Pour répondre à cette nouvelle approche de la sécurité, il faut donc mettre des moyens en place selon deux directions. D’une part, il faut une gestion permanente des situations ; et d’autre part, une gestion des points particuliers à l’instant où ils émergent. Concrètement, avec le concept de sécurité globale, on va travailler avant tout sur un objectif à atteindre pour lequel on rassemble des universitaires, des entreprises ou des institutionnels qui vont, ensemble, étudier les différentes solutions techniques ou méthodologiques qui s’offrent à eux.

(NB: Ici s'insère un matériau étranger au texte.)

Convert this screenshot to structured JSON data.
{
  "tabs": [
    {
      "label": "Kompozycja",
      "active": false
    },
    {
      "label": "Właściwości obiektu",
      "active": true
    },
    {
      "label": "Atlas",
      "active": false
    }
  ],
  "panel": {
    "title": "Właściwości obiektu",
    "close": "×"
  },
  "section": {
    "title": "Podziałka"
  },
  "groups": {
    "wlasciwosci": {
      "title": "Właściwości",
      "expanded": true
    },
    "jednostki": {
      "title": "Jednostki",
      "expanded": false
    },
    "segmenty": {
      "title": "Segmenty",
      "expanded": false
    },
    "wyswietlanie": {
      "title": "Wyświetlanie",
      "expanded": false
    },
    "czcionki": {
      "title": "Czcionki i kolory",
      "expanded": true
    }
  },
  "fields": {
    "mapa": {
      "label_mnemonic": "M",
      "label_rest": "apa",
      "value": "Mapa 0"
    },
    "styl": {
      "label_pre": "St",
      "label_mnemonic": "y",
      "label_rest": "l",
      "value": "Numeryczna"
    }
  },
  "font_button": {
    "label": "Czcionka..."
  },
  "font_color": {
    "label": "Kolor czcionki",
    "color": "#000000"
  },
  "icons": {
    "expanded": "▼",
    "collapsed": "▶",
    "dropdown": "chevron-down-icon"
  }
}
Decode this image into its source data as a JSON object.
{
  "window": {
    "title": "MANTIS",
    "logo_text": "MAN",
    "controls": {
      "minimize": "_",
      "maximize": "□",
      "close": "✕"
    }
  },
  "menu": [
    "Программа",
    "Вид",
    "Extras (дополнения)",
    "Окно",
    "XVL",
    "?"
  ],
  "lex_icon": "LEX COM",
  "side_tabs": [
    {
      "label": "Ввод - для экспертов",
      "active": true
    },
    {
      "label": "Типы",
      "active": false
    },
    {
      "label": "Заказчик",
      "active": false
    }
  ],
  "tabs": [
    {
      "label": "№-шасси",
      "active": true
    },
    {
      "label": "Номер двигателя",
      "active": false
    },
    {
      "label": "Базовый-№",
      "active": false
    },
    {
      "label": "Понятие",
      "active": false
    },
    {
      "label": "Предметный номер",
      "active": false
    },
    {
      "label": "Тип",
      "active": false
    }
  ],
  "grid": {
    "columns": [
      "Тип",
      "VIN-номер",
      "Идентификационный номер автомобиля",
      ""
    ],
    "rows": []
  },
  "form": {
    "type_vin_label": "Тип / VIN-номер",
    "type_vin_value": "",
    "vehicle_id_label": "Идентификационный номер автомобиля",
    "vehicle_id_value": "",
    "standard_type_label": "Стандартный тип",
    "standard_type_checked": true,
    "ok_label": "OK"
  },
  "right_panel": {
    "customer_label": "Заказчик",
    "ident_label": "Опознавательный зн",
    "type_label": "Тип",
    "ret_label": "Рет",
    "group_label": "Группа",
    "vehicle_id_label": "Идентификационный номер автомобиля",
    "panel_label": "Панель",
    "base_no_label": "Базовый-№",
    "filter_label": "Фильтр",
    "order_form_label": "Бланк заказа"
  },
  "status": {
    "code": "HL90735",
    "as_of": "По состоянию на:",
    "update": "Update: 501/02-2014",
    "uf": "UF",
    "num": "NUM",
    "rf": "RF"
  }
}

Il faut bien voir que la mise en place des méthodes de la sécurité globale, historiquement, se fait parallèlement à l’évolution institutionnelle du ministère de l’Intérieur, qui est devenu bien plus généraliste dans ses attributions, et à la transformation du ministère de la Défense en ministère des Armées. Les ministères régaliens ont alors été obligés d’élargir totalement leur façon d’aborder les problématiques avec, notamment pour le ministère de l’Intérieur, l’évolution de la menace terroriste.
Il a donc fallu changer de méthodologies ?
Tout à fait. Dans ce contexte, la sécurité globale n’offre pas tant une expertise qu’une méthodologie appliquée, dans le cadre d’une action collaborative, qui permet d’anticiper les risques et d’éviter la surprise. Les expertises préexistantes, elles, restent aux mains des sciences sociales et des ingénieurs, et l’approche de la sécurité globale consiste à amener ces expertises sur des collaborations qui cherchent à répondre à des problématiques données. On parle ici évidemment de collaborations entre administrateurs civils, forces de l’ordre, sécurité publique, fournisseurs d’équipements, etc. Et les problématiques en question sont de l’ordre du maintien de la paix, de la lutte antiterroriste, de la prévision des risques et de toute autre prérogative de la sécurité civile ou même militaire.
Mais, au-delà des aspects de collaboration, le concept de sécurité globale se confronte également à une difficulté d’ordre temporel. Il y a 30 ou 40 ans, les évolutions au sein de la société civile prenaient un peu de temps, et permettaient aux institutions de s’y adapter, voire de les anticiper. Aujourd’hui, les bouleversements sont très rapides. Mais dans le même temps, le ministère de l’Intérieur, qui est un ministère de réponses, a aussi dû évoluer très rapidement dans cet axe, le tout avec des contraintes en matière de budget et de ressources humaines. La mise en place de méthodologies de sécurité globale permet de réunir autour d’une table des interlocuteurs académiques, institutionnels, opérationnels, industriels, administratifs qui, ensemble, pourront repérer, développer et mettre en application très rapidement les éléments pertinents développés par la recherche, qu’il s’agisse de méthodologies issues des sciences sociales ou de brevets techniques. Le tout, bien sûr, en étant capable d’assumer budgétairement ce processus de valorisation et de mise en action des avancées techniques et scientifiques. Si je devais faire une comparaison avec la médecine, je dirais que la sécurité globale, c’est un peu comme une grande réunion préopératoire où les chirurgiens, les médecins spécialisés, les infirmiers et les techniciens de radiologie se concertent tous ensemble avant une opération. On s’assure alors que l’opération se passera vite et bien, bien mieux en tous cas que si chacun découvrait sur le tas les consignes du chirurgien.